Milli Eğitim Müdürlüklerinde Şef olmak için 2 yıllık yüksekokul mezunu olmak yeterlidir. Şimdi bir düşünelim MEB şefleri çoğunlukla neden 4 yıllık fakülte mezunu. Hatta bir çoğu yüksek lisans yapıyor veya mezun.
MEB şefleri hiyerarşik yapıda bir üst makamı olan Şube Müdürlüğüne yükselmek için ellerinden geleni yapmaktadırlar. Çünkü Devlet Memurları Kanununun da gereği budur. Aslında şefler 657 sayılı Devlet Memurları Kanununda belirtilen Kariyer ve Liyakat ilkelerinin gereğini yapmaktadırlar. Yükselme isteği tüm devlet memurlarında olması gereken özelliklerin başında olması gerekmektedir.

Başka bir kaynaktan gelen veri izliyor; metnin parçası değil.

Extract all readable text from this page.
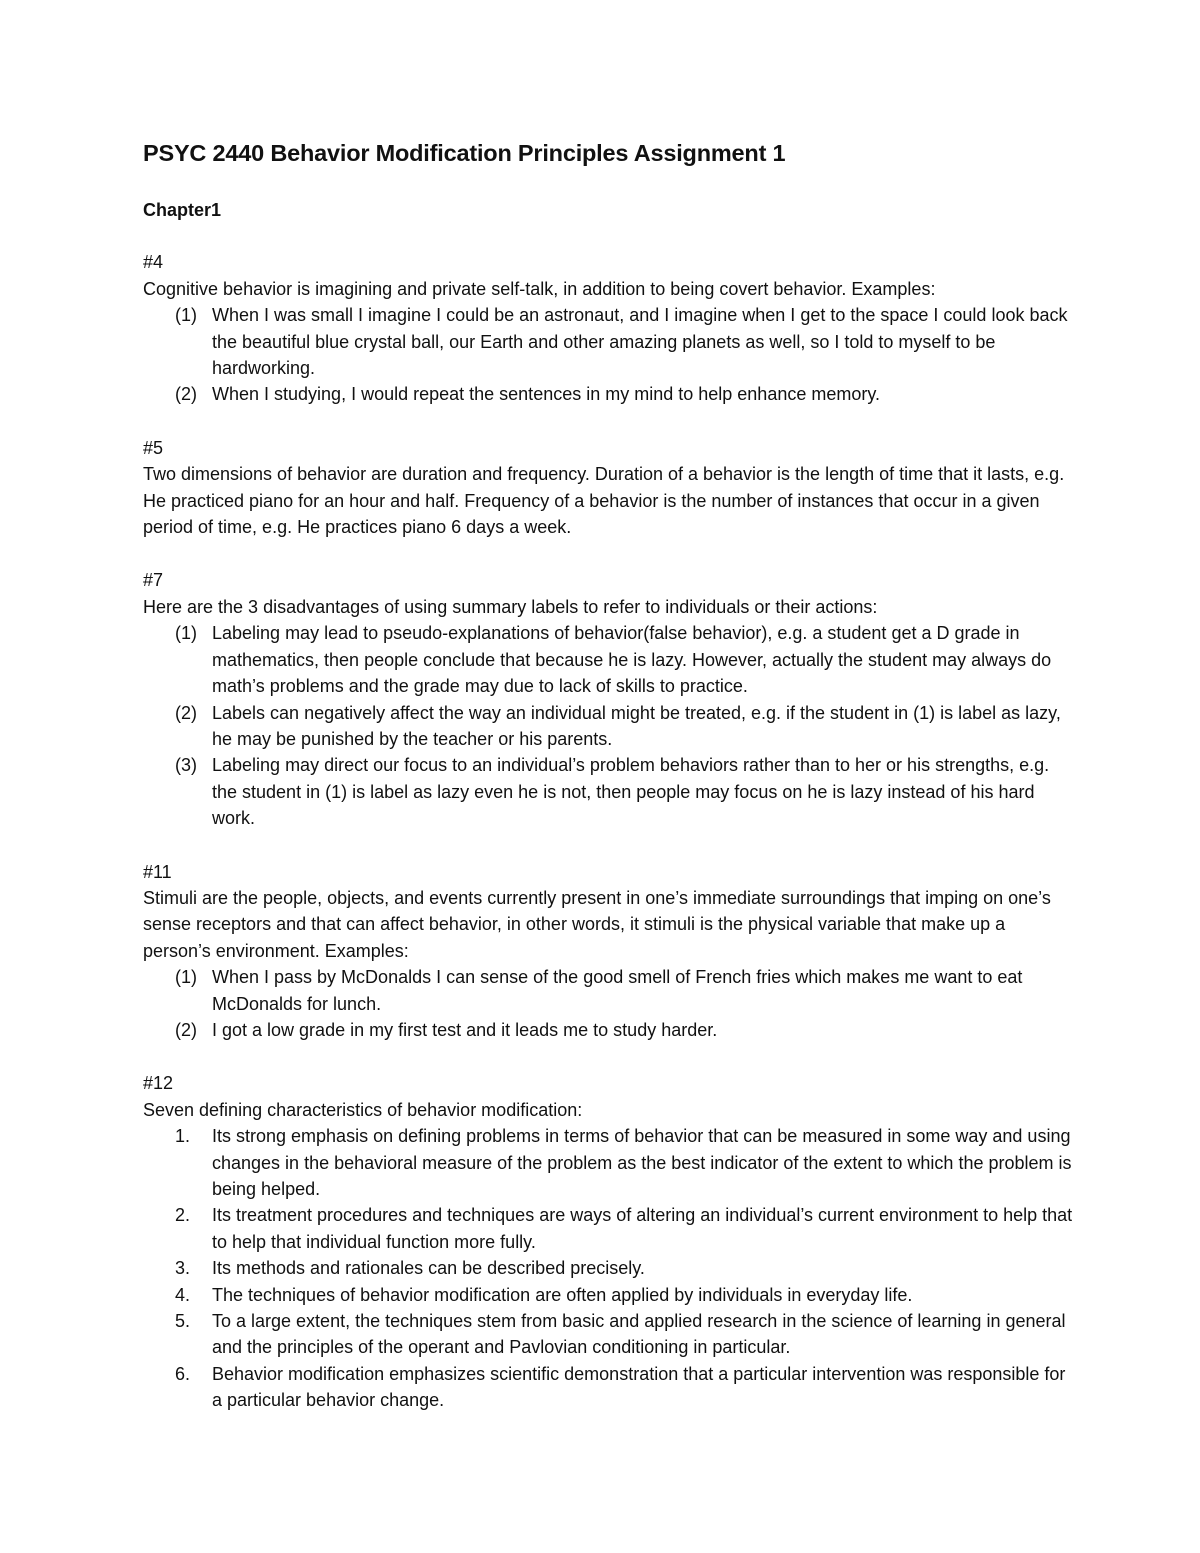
PSYC 2440 Behavior Modification Principles Assignment 1

Chapter1

#4
Cognitive behavior is imagining and private self-talk, in addition to being covert behavior. Examples:
(1) When I was small I imagine I could be an astronaut, and I imagine when I get to the space I could look back the beautiful blue crystal ball, our Earth and other amazing planets as well, so I told to myself to be hardworking.
(2) When I studying, I would repeat the sentences in my mind to help enhance memory.
#5
Two dimensions of behavior are duration and frequency. Duration of a behavior is the length of time that it lasts, e.g. He practiced piano for an hour and half. Frequency of a behavior is the number of instances that occur in a given period of time, e.g. He practices piano 6 days a week.
#7
Here are the 3 disadvantages of using summary labels to refer to individuals or their actions:
(1) Labeling may lead to pseudo-explanations of behavior(false behavior), e.g. a student get a D grade in mathematics, then people conclude that because he is lazy. However, actually the student may always do math’s problems and the grade may due to lack of skills to practice.
(2) Labels can negatively affect the way an individual might be treated, e.g. if the student in (1) is label as lazy, he may be punished by the teacher or his parents.
(3) Labeling may direct our focus to an individual’s problem behaviors rather than to her or his strengths, e.g. the student in (1) is label as lazy even he is not, then people may focus on he is lazy instead of his hard work.
#11
Stimuli are the people, objects, and events currently present in one’s immediate surroundings that imping on one’s sense receptors and that can affect behavior, in other words, it stimuli is the physical variable that make up a person’s environment. Examples:
(1) When I pass by McDonalds I can sense of the good smell of French fries which makes me want to eat McDonalds for lunch.
(2) I got a low grade in my first test and it leads me to study harder.
#12
Seven defining characteristics of behavior modification:
1. Its strong emphasis on defining problems in terms of behavior that can be measured in some way and using changes in the behavioral measure of the problem as the best indicator of the extent to which the problem is being helped.
2. Its treatment procedures and techniques are ways of altering an individual’s current environment to help that to help that individual function more fully.
3. Its methods and rationales can be described precisely.
4. The techniques of behavior modification are often applied by individuals in everyday life.
5. To a large extent, the techniques stem from basic and applied research in the science of learning in general and the principles of the operant and Pavlovian conditioning in particular.
6. Behavior modification emphasizes scientific demonstration that a particular intervention was responsible for a particular behavior change.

Eğitim çalışanları kariyer yapabilmek için azimle çalışıp sabırla beklemişlerdir. Hizmetlinin memur olması, memurun şef olması, şefin şube müdürü olması garipsenmemelidir. Ayrıca tebrik edilmelidir. Mesleğinin ilkeleri ve gereğini yerine getirmektedirler. Eğitim çalışanının mezuniyetini yükseltmesi, işinde ilerlemek istemesi ve kendini geliştirmesi hem kişisel hem de kurumsal anlamda kazanımdır. Devamı İçin Tıklayın"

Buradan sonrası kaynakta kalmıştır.